Silas Wright took the oath of office as Senator of the United States from the State of New York on the 14th of January, 1833, and in the thirty-seventh year of his age. He is still regarded in his native State as one of the half-dozen wisest statesmen that ever occupied a seat in the Upper House of our national legislature. He was a warm supporter of the administrations of Jackson and Van Buren, and the most eminent victim of New York's successful opposition to the conversion of the Territory of Texas into five more sovereign slave-holding States of the Union. He was also a close friend and constant correspondent of Elam Tilden and of his two elder sons.
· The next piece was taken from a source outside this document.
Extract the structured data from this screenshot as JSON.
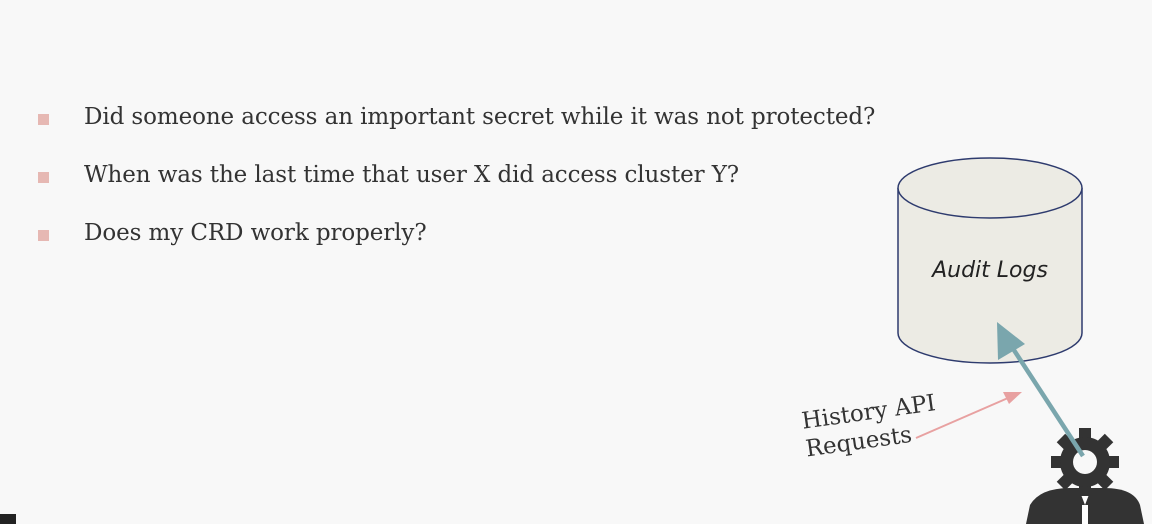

The letter which follows reached Mr. S. J. Tilden only a few weeks before he was deprived of the Presidency by the 7-to-6 vote of the Electoral Tribunal of 1876. It connotes Senator Wright's first appearance in the Supreme Court of the United States. Mr. Waddell, to whom Mr. Tilden was indebted for Wright's letter, had been United States marshal during the administration of Mr. Van Buren.
WM. COVENTRY H. WADDELL TO S. J. TILDEN
"Bennett Building, New York, February 26, 1877.
"My dear Governor,—I know that you have the highest appreciation of the writer of the enclosed; but I do not know that you have a special taste to preserve interesting mementos relating to such persons. If you have, and will observe the expressions in this letter, you will perceive that W. notes his 'first appearance' as counsel before the Supreme Court of the United States. I beg your acceptance of it for your collection of interesting memorials, and beg you to believe me to be, with sincere regard,
"Yours very truly,
"Wm. Coventry H. Waddell."
SENATOR WRIGHT, OF NEW YORK, TO THE NEW YORK UNITED STATES MARSHAL
"Senate Chamber, Washington, February 23, 1889.
"My dear Sir,—The motion in the 'Custody' case was made in the Supreme Court this morning, at the opening of the court at 11 o'clock A.M., and counsel were most patiently heard. Mr. Gilpin, for the Collector, and I myself for the Marshal. It was, as you know, my first appearance in that high court, and the decision is yet to come. All I can say to you is that I made just as good an argument in your favor as I hoped to be able to make. I believe the decision will be in conformity to your wishes, but of that I have no knowledge, except that impression which a lawyer always gets from the argument of a cause.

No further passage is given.